La ministre du Travail, Elisabeth Borne, indique dans Le Parisien dimanche que 16.680 entreprises de 50 à 250 salariés n’ont pas encore rempli l’index d’égalité professionnelle, obligatoire depuis mars, et souligne qu’une entreprise de plus de 250 salariés va devoir payer une amende.

Depuis mars 2019, chaque entreprise d’au moins 250 salariés doit calculer et publier tous les ans sur Internet son indice d’égalité femmes-hommes. C’est aussi le cas depuis mars 2020 pour les entreprises de 50 à 250 salariés.

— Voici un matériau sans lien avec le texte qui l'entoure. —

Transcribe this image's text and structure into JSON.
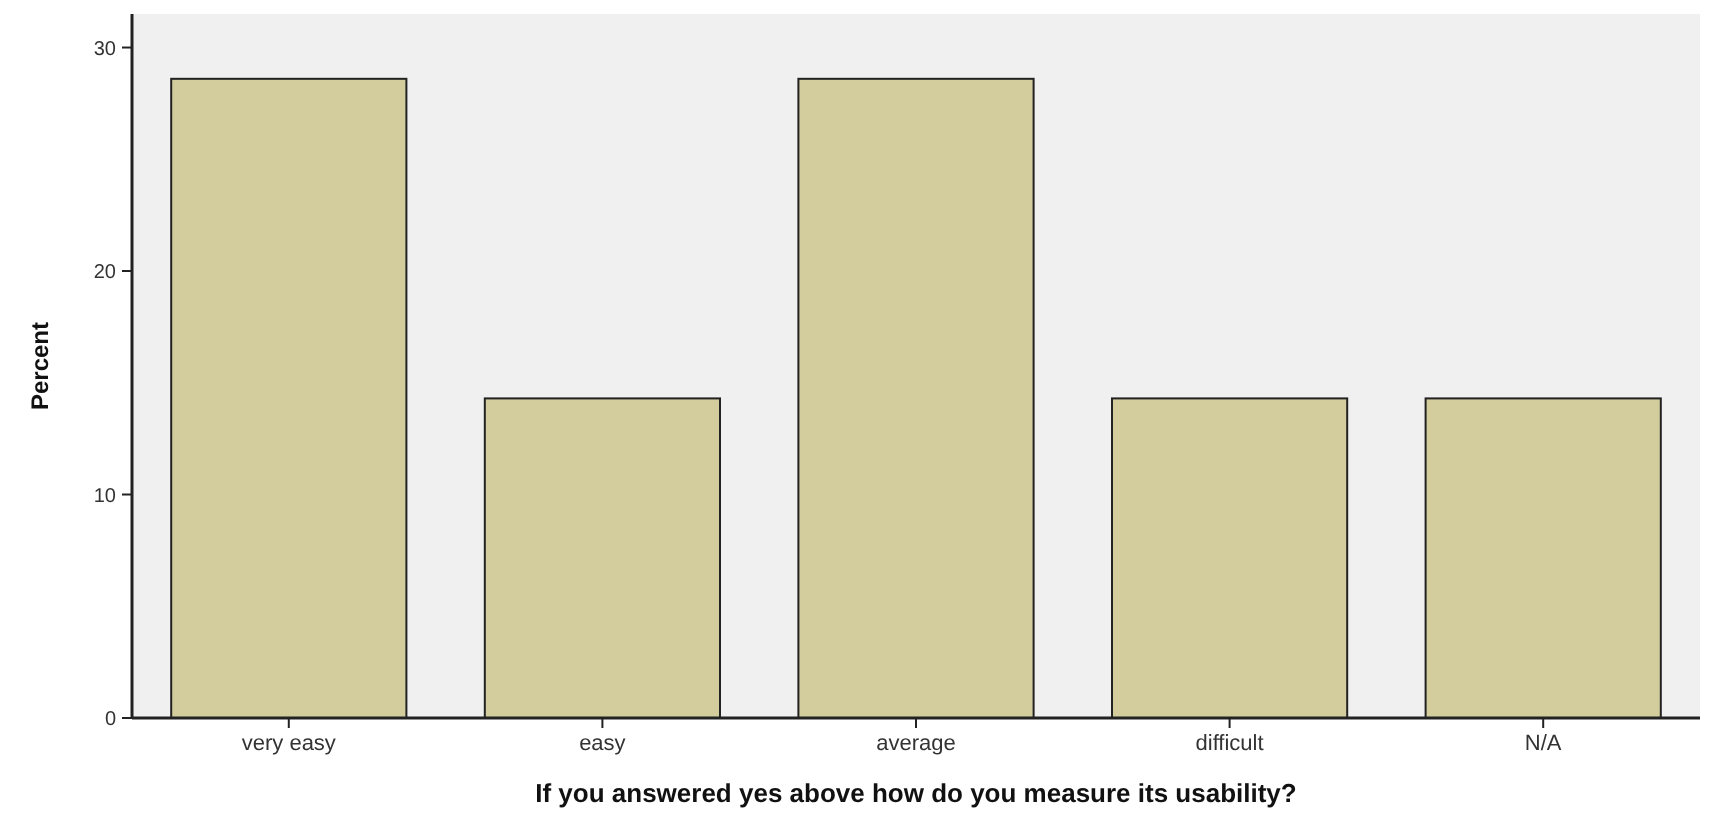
{
  "chart_data": {
    "type": "bar",
    "xlabel": "If you answered yes above how do you measure its usability?",
    "ylabel": "Percent",
    "categories": [
      "very easy",
      "easy",
      "average",
      "difficult",
      "N/A"
    ],
    "values": [
      28.6,
      14.3,
      28.6,
      14.3,
      14.3
    ],
    "color": "#d3cd9d",
    "ylim": [
      0,
      31.5
    ],
    "yticks": [
      0,
      10,
      20,
      30
    ],
    "grid": false
  }
}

Cinq critères et peu d’efforts

L’index comprend cinq critères : l’écart de rémunération femmes-hommes (40 points), l’écart dans les augmentations annuelles (20 points), l’écart dans les promotions (15 points), les augmentations au retour de congé maternité (15 points) et enfin la présence de femmes parmi les plus gros salaires de l’entreprise (10 points). « En mars 2020, 77 % des entreprises de plus de 1.000 salariés avaient renseigné leur index. Elles sont aujourd’hui 97 % », dit Elisabeth Borne.

Parmi celles de moins de 250 salariés, « 52 % ont fait l’effort de le remplir malgré le contexte sanitaire et économique », ajoute la ministre, qui va « maintenant mobiliser les services de la Direction générale du travail pour contacter les 16.680 entreprises de 50 à 250 salariés qui n’ont pas encore rempli cet index ».

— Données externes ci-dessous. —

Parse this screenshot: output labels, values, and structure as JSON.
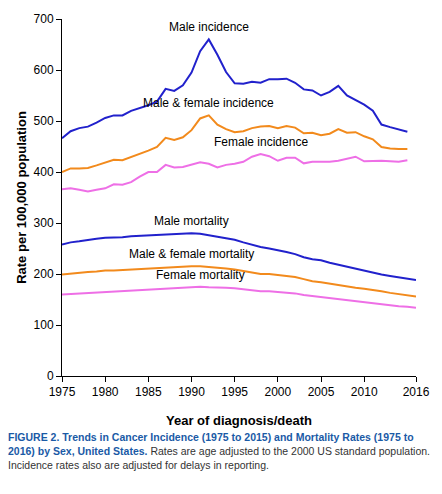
{
  "chart_data": {
    "type": "line",
    "title": "FIGURE 2. Trends in Cancer Incidence (1975 to 2015) and Mortality Rates (1975 to 2016) by Sex, United States.",
    "subtitle": "Rates are age adjusted to the 2000 US standard population. Incidence rates also are adjusted for delays in reporting.",
    "x_label": "Year of diagnosis/death",
    "y_label": "Rate per 100,000 population",
    "x": [
      1975,
      1976,
      1977,
      1978,
      1979,
      1980,
      1981,
      1982,
      1983,
      1984,
      1985,
      1986,
      1987,
      1988,
      1989,
      1990,
      1991,
      1992,
      1993,
      1994,
      1995,
      1996,
      1997,
      1998,
      1999,
      2000,
      2001,
      2002,
      2003,
      2004,
      2005,
      2006,
      2007,
      2008,
      2009,
      2010,
      2011,
      2012,
      2013,
      2014,
      2015,
      2016
    ],
    "xlim": [
      1975,
      2016
    ],
    "xticks": [
      1975,
      1980,
      1985,
      1990,
      1995,
      2000,
      2005,
      2010,
      2016
    ],
    "ylim": [
      0,
      700
    ],
    "yticks": [
      0,
      100,
      200,
      300,
      400,
      500,
      600,
      700
    ],
    "grid": false,
    "series": [
      {
        "name": "Male incidence",
        "color": "#2121cc",
        "values": [
          466,
          480,
          486,
          489,
          497,
          506,
          511,
          511,
          520,
          525,
          531,
          538,
          563,
          559,
          570,
          595,
          637,
          660,
          630,
          596,
          574,
          573,
          577,
          575,
          582,
          582,
          583,
          575,
          562,
          560,
          550,
          557,
          569,
          550,
          541,
          532,
          520,
          493,
          488,
          483,
          479,
          null
        ]
      },
      {
        "name": "Male & female incidence",
        "color": "#f28a1c",
        "values": [
          400,
          407,
          407,
          408,
          413,
          418,
          424,
          423,
          429,
          436,
          442,
          449,
          467,
          463,
          468,
          482,
          505,
          511,
          493,
          484,
          478,
          480,
          486,
          489,
          490,
          486,
          490,
          487,
          476,
          477,
          472,
          475,
          484,
          477,
          478,
          470,
          464,
          449,
          446,
          445,
          445,
          null
        ]
      },
      {
        "name": "Female incidence",
        "color": "#ee6fe6",
        "values": [
          366,
          368,
          365,
          362,
          365,
          368,
          376,
          375,
          380,
          391,
          400,
          400,
          414,
          409,
          410,
          414,
          419,
          416,
          409,
          414,
          416,
          420,
          430,
          435,
          431,
          422,
          428,
          428,
          417,
          420,
          420,
          420,
          422,
          426,
          430,
          421,
          422,
          422,
          421,
          420,
          423,
          null
        ]
      },
      {
        "name": "Male mortality",
        "color": "#2121cc",
        "values": [
          258,
          262,
          264,
          267,
          269,
          271,
          271,
          272,
          274,
          275,
          276,
          277,
          278,
          278,
          279,
          280,
          279,
          276,
          274,
          270,
          267,
          262,
          257,
          253,
          250,
          247,
          243,
          239,
          233,
          229,
          227,
          222,
          218,
          214,
          210,
          207,
          203,
          199,
          196,
          193,
          190,
          188
        ]
      },
      {
        "name": "Male & female mortality",
        "color": "#f28a1c",
        "values": [
          199,
          201,
          203,
          204,
          205,
          207,
          207,
          208,
          209,
          210,
          211,
          212,
          212,
          213,
          214,
          215,
          215,
          214,
          213,
          211,
          209,
          206,
          203,
          200,
          200,
          198,
          196,
          194,
          190,
          186,
          184,
          181,
          178,
          176,
          173,
          171,
          169,
          166,
          163,
          161,
          158,
          156
        ]
      },
      {
        "name": "Female mortality",
        "color": "#ee6fe6",
        "values": [
          160,
          161,
          162,
          162,
          163,
          164,
          165,
          166,
          167,
          168,
          169,
          170,
          171,
          172,
          173,
          174,
          175,
          174,
          174,
          173,
          172,
          170,
          168,
          166,
          166,
          165,
          163,
          162,
          159,
          157,
          155,
          153,
          151,
          148,
          146,
          145,
          143,
          141,
          139,
          137,
          136,
          134
        ]
      }
    ]
  }
}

Des stagnations et quelques progressions quand même

Il y a six mois, Muriel Pénicaud, la ministre du Travail d’alors, avait annoncé que 19 entreprises étaient en dessous de la note de 75 en 2019. Parmi elles, il y avait Derichebourg (note de 62), Alsace Croisières CroisiEurope (51), Ufifrance Patrimoine (57), Hager electro SAS Obernai (64), Safran Electronics and Defense cockpit solutions (64), Circet (66), Foncia carrières et compétences (66), Securitas France (66) ou Go Sport (74).

Elisabeth Borne a précisé que Safran n’était plus dans la liste mais que Derichebourg Propreté « stagne à 62, Socotec Equipements régresse avec 65 et Securitas France à 69 ». Cette année, 4.000 interventions ont été effectuées « malgré les urgences liées à la crise », avec 116 mises en demeure (dont 93 pour non-déclaration et 21 pour absence de mesures correctives).

Des chiffres « choquants »

« Deux entreprises ont été sanctionnées. L’une d’elles devra payer une amende équivalente à 0,8 % de sa masse salariale », a déclaré la ministre, précisant que des secteurs « sont à la traîne », comme celui de la construction, de l’énergie ou des industries extractives.

« Je trouve choquant que 37 % d’entreprises comptent encore moins de deux femmes parmi leurs dix plus hautes rémunérations. Il y a toujours un plafond de verre », a-t-elle ajouté, prévoyant une concertation avec les partenaires sociaux afin de compléter l’index avec un indicateur supplémentaire sur la part des femmes dans les cadres dirigeants.